3・北の谷の戦い・参

 そこからの戦闘は意外な程に早く片が付いた。前方を進んでいた横手の大将もそうそうに討ち取られたからだ。

 大叔父の指示の下、集中的に投石を食らった横手の大将は馬に跨り目立って居たのも手伝ってか、早々に命を落とした。大将格を一気に二人失い、四方を我等に包囲された敵が戦意を喪失するのは当然の帰結だった。

 助命を条件に降伏を促せば農民兵から投降する者が続出。少し目端の効く者は左右の斜面を這い上がり草叢の中へ逃げ込んで行った。

 少ないながらも残った横手の武士階級の者は最後まで抵抗した様だが多勢に無勢、完勝と言って良い結果となったが、同時に多数の味方の負傷者に加え敵の捕虜を抱え込む事になった。


 兵達に投降した敵の武装を没収させつつ、縄で縛り上げる事を指示する。勿論、大量の捕虜を縛る縄等用意して来なかったので、草叢の中に設置した目印の縄を取り外して転用する。

 捕虜をどこへ置くかも問題だ。ここに残しても山之井に下ろしても潜在的脅威になってしまう。里に下ろして万が一暴れられるよりもここに置いておく方が最悪の場面ではマシか…

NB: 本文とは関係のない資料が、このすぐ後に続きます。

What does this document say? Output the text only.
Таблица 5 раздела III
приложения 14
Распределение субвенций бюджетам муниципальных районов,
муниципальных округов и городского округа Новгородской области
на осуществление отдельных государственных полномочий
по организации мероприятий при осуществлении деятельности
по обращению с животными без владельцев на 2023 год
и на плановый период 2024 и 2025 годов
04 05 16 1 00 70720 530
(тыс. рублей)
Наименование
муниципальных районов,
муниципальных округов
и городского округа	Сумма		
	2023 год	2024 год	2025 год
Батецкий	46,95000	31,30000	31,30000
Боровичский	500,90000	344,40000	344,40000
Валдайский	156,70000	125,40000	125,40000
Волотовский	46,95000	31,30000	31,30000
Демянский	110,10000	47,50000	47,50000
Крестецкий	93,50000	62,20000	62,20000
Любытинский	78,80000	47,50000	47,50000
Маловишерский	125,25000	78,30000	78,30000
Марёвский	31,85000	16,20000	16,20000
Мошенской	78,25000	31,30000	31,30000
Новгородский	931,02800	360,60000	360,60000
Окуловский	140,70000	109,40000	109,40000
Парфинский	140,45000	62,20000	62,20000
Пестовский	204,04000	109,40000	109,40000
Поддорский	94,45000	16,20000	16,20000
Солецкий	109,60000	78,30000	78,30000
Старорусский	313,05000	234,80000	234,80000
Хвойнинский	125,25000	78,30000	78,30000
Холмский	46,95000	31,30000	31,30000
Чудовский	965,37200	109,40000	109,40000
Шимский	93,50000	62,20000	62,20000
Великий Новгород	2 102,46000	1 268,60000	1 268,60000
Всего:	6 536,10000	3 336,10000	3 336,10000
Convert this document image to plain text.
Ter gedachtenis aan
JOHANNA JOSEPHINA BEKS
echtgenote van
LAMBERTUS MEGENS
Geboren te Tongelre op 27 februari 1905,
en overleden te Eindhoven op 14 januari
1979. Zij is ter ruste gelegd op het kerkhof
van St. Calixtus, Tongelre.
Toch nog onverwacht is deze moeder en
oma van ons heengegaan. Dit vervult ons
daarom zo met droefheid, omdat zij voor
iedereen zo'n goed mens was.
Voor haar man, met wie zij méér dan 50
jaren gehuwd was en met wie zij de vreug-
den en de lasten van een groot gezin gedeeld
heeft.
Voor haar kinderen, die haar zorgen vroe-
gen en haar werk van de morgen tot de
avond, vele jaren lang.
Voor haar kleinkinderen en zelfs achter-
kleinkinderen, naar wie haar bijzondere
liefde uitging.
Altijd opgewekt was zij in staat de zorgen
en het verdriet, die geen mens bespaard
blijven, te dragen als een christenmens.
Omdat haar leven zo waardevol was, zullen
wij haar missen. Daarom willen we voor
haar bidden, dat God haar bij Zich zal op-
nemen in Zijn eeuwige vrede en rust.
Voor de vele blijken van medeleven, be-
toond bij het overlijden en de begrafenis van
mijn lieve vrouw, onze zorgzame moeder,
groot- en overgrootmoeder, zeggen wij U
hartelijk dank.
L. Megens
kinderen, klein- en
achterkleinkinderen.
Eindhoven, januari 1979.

 捕虜に対する指示を増蔵達に出すと柵まで戻って状況の確認をする。三田寺衆を始め主だった者に脱落した者はいない様だ。

「爺、無事か!?」

「若…お見事で御座いました。これなら殿もご安心なさるでしょう…うぅ…」

俺の質問にそう答えると涙ぐむ。しかし、今はそんな感傷に浸っていて貰っては困る。

「今はそんな話をしている場合ではない。怪我はどうなのだ?」

「は…なんとか生き延びましたが…戦はちと厳しいかと…」

そう情けなそうにそう言った。

「そうか、良く叔父上や皆を連れ帰ってくれた。戦えない程の怪我人と三田寺衆を里まで下げるからそれの指揮を執ってくれ。」

そんな爺を労ってからそう頼む。

「その程度でしたら問題無いかと。」

少し表情を持ち直してそう答えた。

「良し、稲荷社に女衆が集まっている。そこで手当てや食事を取ったら落合とここの間を取り持ってくれ。傷の手当ては以前も話た通りだ。まずは綺麗な水で洗え。馬糞等論外だぞ。汚れた布は熱湯に浸けて洗うのだ。そうだ、大将首も持って行け。」

「わ、分かり申した。」

以前にした傷の手当の方法についても徹底させねば。


「典道叔父上。怪我人を運ぶのを手伝って頂けますか?」

続いて三田寺衆に依頼を出す。

「無論だ。お主はここに残るのか?」

憑物が落ちた様な顔をした典道叔父そう答える。

「差し当たっては。母上や紅葉丸を頼みます。」

「任せておけ。」

力強くそう答える叔父。一皮剥けると言うのはこう言う事か、目の当たりにしてそう思う。


「霧丸!」

「は、はい!」

俺が呼ぶと人垣を掻き分けて霧丸が慌てて出て来る。

「まだ走れるか?」

「は、はい、走れます。」

「子供達を纏めて、急ぎ稲荷社に戻せ。飲み水や食い物、傷薬をここまで運ぶんだ。それから…」

近くに呼び寄せ小声で指示を与える。

「わ、分かりました…」

「急げよ。他の者は後から追わせれば良い。」

「は、はい…」

指示を聞いて顔を強張らせる霧丸にそう言い足す。

「お、俺はどうするんだ?」

そこへ青い顔をして松吉が来る。無理もない、父の康兵衛が戻っていないのだ。康兵衛は下之郷の纏め役だ、つまり父の直属と言う事になる。戻って来ないのも無理からぬ事だ…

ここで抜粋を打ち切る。